Die Sprache Gottes

Die Stille
Der himmlische Vater sprach ein einziges Wort: seinen Sohn; und dieses Wort spricht er immer und in ewigem Schweigen. Nur im Schweigen kann es die Seele vernehmen.
Die Selbsthingabe fordert die göttliche Barmherzigkeit heraus; die Demut weitet die Aufnahmefähigkeit der Seele; die Stille gewährt dem Eingreifen Gottes die volle Wirksamkeit.

Notwendigkeit der Stille
Jede ernsthafte geistige Arbeit setzt Sammlung und Stille voraus. Wissenschaftler brauchen sie, um ihre Experimente vorzubereiten und die Bedingungen und Resultate sorgfältig zu notieren. Philosophen ziehen sich in die Einsamkeit zurück, um ihre Gedanken zu fassen und zu ordnen. Wenn schon Denker tunlichst die Stille aufsuchen, um alle Kräfte auf die geistige Arbeit zu konzentrieren, dann brauchen erst recht geistliche Menschen die Stille, um den göttlichen Freund aus ganzer Seele suchen zu können. Jesus sagt uns in der Bergpredigt, dass wir zum Beten in die Einsamkeit gehen sollen:
„Du aber geh in deine Kammer, wenn du betest, und schließ die Tür zu; dann bete zu deinem Vater, der im Verborgenen ist. Dein Vater, der auch das Verborgene sieht, wird es dir vergelten.“
Für das kontemplative Gebet, in dessen Radius wir uns jetzt bewegen, sind Stille und Einsamkeit ganz besonders nötig. In der Kontemplation erhellt die göttliche Weisheit nicht nur den Verstand, sondern die ganze Seele. Darum muss diese sich mit ihrem ganzen Sein auf die Weisheit ausrichten, sich sammeln und bis in den tiefsten Grund ruhig werden, um für die umwandelnden Strahlen aufnahmefähig zu sein.

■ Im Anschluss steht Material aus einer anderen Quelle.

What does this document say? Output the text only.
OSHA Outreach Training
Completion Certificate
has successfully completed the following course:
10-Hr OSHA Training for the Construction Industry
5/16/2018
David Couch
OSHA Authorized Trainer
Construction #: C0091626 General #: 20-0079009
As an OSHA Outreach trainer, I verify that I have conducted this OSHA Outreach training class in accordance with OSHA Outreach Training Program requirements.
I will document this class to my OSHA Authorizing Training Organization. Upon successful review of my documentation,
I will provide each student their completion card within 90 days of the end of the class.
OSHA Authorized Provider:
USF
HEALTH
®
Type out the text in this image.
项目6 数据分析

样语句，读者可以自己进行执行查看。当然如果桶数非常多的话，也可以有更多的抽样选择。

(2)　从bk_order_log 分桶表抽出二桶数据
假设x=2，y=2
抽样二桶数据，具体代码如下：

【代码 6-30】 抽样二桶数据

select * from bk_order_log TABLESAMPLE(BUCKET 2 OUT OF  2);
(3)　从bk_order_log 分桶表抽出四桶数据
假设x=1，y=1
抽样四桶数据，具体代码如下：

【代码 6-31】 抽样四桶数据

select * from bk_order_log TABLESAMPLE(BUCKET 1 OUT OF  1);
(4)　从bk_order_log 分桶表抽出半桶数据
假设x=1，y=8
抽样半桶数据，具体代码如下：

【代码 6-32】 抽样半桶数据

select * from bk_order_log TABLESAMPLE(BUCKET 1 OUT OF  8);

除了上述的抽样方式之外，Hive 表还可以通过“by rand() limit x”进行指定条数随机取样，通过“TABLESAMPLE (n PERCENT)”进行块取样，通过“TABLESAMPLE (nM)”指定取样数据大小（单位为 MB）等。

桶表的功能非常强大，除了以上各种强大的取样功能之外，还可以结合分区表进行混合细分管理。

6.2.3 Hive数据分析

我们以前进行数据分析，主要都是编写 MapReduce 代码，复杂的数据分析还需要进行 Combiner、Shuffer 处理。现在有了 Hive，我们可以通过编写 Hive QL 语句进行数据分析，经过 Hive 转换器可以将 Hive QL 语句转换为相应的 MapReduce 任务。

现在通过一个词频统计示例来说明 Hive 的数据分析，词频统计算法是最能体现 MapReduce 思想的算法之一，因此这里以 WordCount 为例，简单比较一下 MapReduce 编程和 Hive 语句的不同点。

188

Johannes vom Kreuz hat diese göttliche Bedingung auf eine knappe Formel gebracht, die im Herzen jedes kontemplativen Christen ein tiefes Echo findet. Er schreibt:
„Der himmlische Vater sprach ein einziges Wort: seinen Sohn; und dieses Wort spricht er immer und in ewigem Schweigen. Nur im Schweigen kann es die Seele vernehmen.“
„Gott sieht das Verborgene", sagt Jesus. Johannes vom Kreuz fügt hinzu: „Gott vollzieht sein dreifaltiges Tun im Schweigen. Das Schweigen ist ein Gesetz der höchsten innergöttlichen Vorgänge, nämlich der ewigen Zeugung des Wortes und der Hervorbringung der Gnade in der Zeit - Teilhabe am Göttlichen Wort.“
Dieses Gesetz überrascht uns. Es widerspricht gänzlich unserer Erfahrung von den Naturgesetzen. Hier auf Erden ist jede tiefgreifende Wandlung, jede äußere Veränderung mit Unruhe und Lärm verbunden. Ein Fluss z.B. erreicht den Ozean nur unter dem tosenden Wallen seiner Wasser.
In der Heiligsten Dreifaltigkeit geschieht die Zeugung des Ewigen Wortes und das Hervorgehen des Heiligen Geistes im Schweigen und im Frieden göttlicher Unwandelbarkeit: In einem ewigen Jetzt, das keine Abfolge kennt, breitet der Vater jenen leuchtenden Lichtglanz hin - sein vollkommenes Ebenbild, seinen Sohn -, hauchen der Vater und der Sohn in unendlichen Strömen der Liebe den Heiligen Geist, die dritte Person der Dreieinigkeit. Keinerlei Regung, keine Veränderung, nicht der geringste Hauch verraten der Welt und den geschärften Sinnen der Geschöpfe den Kreislauf des dreifaltigen Lebens, eines Lebens von grenzenloser Macht und Stärke.
Angesichts dieser Unbeweglichkeil und dieses ewigen Schweigens, in das sich Gottes geheimnisvolles, tiefinneres Leben hüllt, ruft der Psalmist aus: „Tu autem idem ipse es! - Du aber bist stets derselbe!" Die Erde ist ganz anders; sie ändert unaufhörlich ihr Angesicht.
Wir müssen auf die ewige Anschauung Gottes warten, um ganz in den Frieden der göttlichen Unwandelbarkeit einzugehen. Trotzdem sind wir schon jetzt dem Gesetz der göttlichen Stille unterworfen, weil wir gnadenhaft am Leben Gottes teilhaben. Denn im Schweigen, fügt Johannes vom Kreuz hinzu, kann man das göttliche Wort, die Gnade in uns, hören und aufnehmen.